SpringleDingle · 11/01/2024 14:01

For those commenting on the eating - you don't get it unless you have an underweight child. DD12 has been underweight since she was a few months old. Originally we blamed her reflux, later her repeated tonsilitis (both resolved now). She has been tested for coeliac and in a particularly dark time for leukaemia. GPs flip flop between saying she is fine, just skinny, and having a bit of a panic that she looks like she is starved and doing tests until they find nothing and go back to thinking she is just skinny. School weighs in cause urgent letters home etc..

She does not "eat when she is hungry" and "a few meals of just carbs won't hurt" doesn't really apply to a chronically underweight child. Mine can withstand feeling hungry up to fainting point if I don't dump delicious food that she enjoys right in front of her mouth. She will skip meals if eating is a bother (we fight over her eating school lunch as she says waiting in line is bother but won't eat a packed lunch so often skips it altogether). The rest of her meals are designed by me to maximise calories and protein yet still get in carbs and vitamins in small portions as she rarely finishes a meal. She isn't trying to be thin, she just doesn't care about eating. Mashed potatoes have butter, cream and egg yolk in. Vegetables get buttered. I make damned waffles for breakfast with 2 yolks and no white and full cream milk and flour as that gets a good protein/fat/carbs hit in. Everything has cheese on it! And the grand total of all this effort is a pack of safety pins needed to keep practically every item of clothing on her. I have to safety pin her swimming shorts to her rash vest to keep them up 🙄😂.

I hope she eventually finds a better balance but it really is important that an underweight kid gets breakfast... Rant over!

TeaToastIsAll · 11/01/2024 14:12

With a 2 year old and a 4 year old I'd expect you to get them ready for school tbh, and give them breakfast. I always get mine ready in the morning if dh is going to work.
2 is old enough to allow you to have a shower, and get ready after your dh has gone. She can play in the same area you're in.
I think you're expecting too much from your dh, it's great he is taking your oldest to school! Most full time Mums have to drop off with the little one in tow.

So yes YABU.

TeaToastIsAll · 11/01/2024 14:14

And as others have said you need to work on making the 2 year old a little less dependant. She shouldn't be feeding to sleep aswell, esp at 8.20am as well. She should be having breakfast.

I sympathise with your PND, and that must be stressful for the while family, adding to all of the strain. I think you're lucky to have your child taken to school and their grandparents on the scene. So many don't.

I just saw a pp mention violence. If this is the case imo you're dh shouldn't be living with you.

TheCatterall · 11/01/2024 14:43

@2024NewyearNewme can you get little snacks ready the day before that your daughter can eat for breakfast at home or on the way to school. Breakfast sandwich/wrap/boiled egg etc?

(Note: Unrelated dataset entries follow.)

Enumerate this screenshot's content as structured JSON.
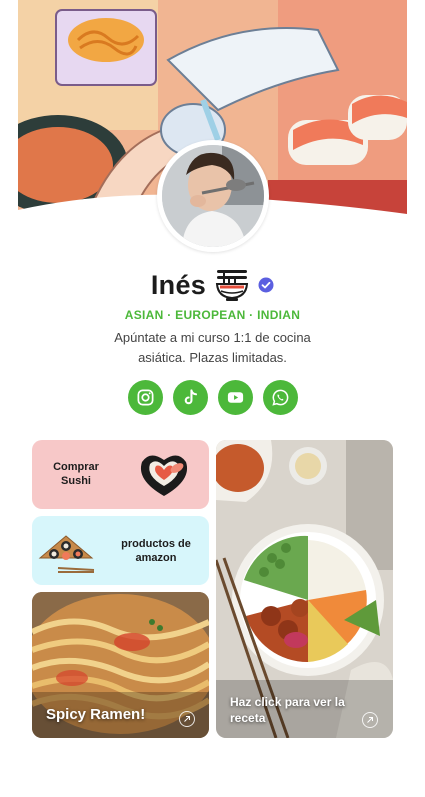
{
  "profile": {
    "name": "Inés",
    "tagline": "ASIAN · EUROPEAN · INDIAN",
    "bio": "Apúntate a mi curso 1:1 de cocina asiática. Plazas limitadas.",
    "icons": {
      "name_emoji": "noodle-bowl-icon",
      "verified": "verified-badge-icon"
    }
  },
  "socials": [
    {
      "name": "instagram",
      "icon": "instagram-icon"
    },
    {
      "name": "tiktok",
      "icon": "tiktok-icon"
    },
    {
      "name": "youtube",
      "icon": "youtube-icon"
    },
    {
      "name": "whatsapp",
      "icon": "whatsapp-icon"
    }
  ],
  "links": [
    {
      "label": "Comprar Sushi",
      "image": "sushi-heart-icon"
    },
    {
      "label": "productos de amazon",
      "image": "sushi-tray-icon"
    },
    {
      "label": "Spicy Ramen!",
      "image": "ramen-photo"
    },
    {
      "label": "Haz click para ver la receta",
      "image": "poke-bowl-photo"
    }
  ],
  "colors": {
    "accent": "#4cb83a",
    "card_pink": "#f7c8c8",
    "card_blue": "#d7f6fb",
    "verified": "#5b5fe0"
  }
}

Make sure the days outfit are all together in one pile? And put the outfit in the wash when she comes home if it needs it so it isn’t around for grabbing by accident.

With her teeth also check that she doesn’t have weak enamel - my youngest had to have a coating on to protect the baby teeth.

he does sound lazy but I think your routine needs a jiggle and some tweaks to make things work smoother between you.

I hope you start to manage to communicate better between each other and massive squishes @2024NewyearNewme on all the emotions you are feeling at the moment.

uhOhOP · 11/01/2024 16:51

Honeychickpea · 11/01/2024 11:59

So she might not be hungry at breakfast, but she'll probably get hungry before the next opportunity to eat, therefore she should eat at least something before going to school.
People, adult or child, SHOULD be hungry before they eat. If the child is hungry she will eat.

Breakfast is important for schoolchildren.

GooglyPop17 · 11/01/2024 17:00

You both sound as if you are struggling.

Sit down, write a plan for the whole family and stick to it. Everyone up at 7.15, breakfast for everyone, everyone get dressed, 8.20 DH and elderst out of the door, you and youngest out for a walk, youngest can have a nap when you get back.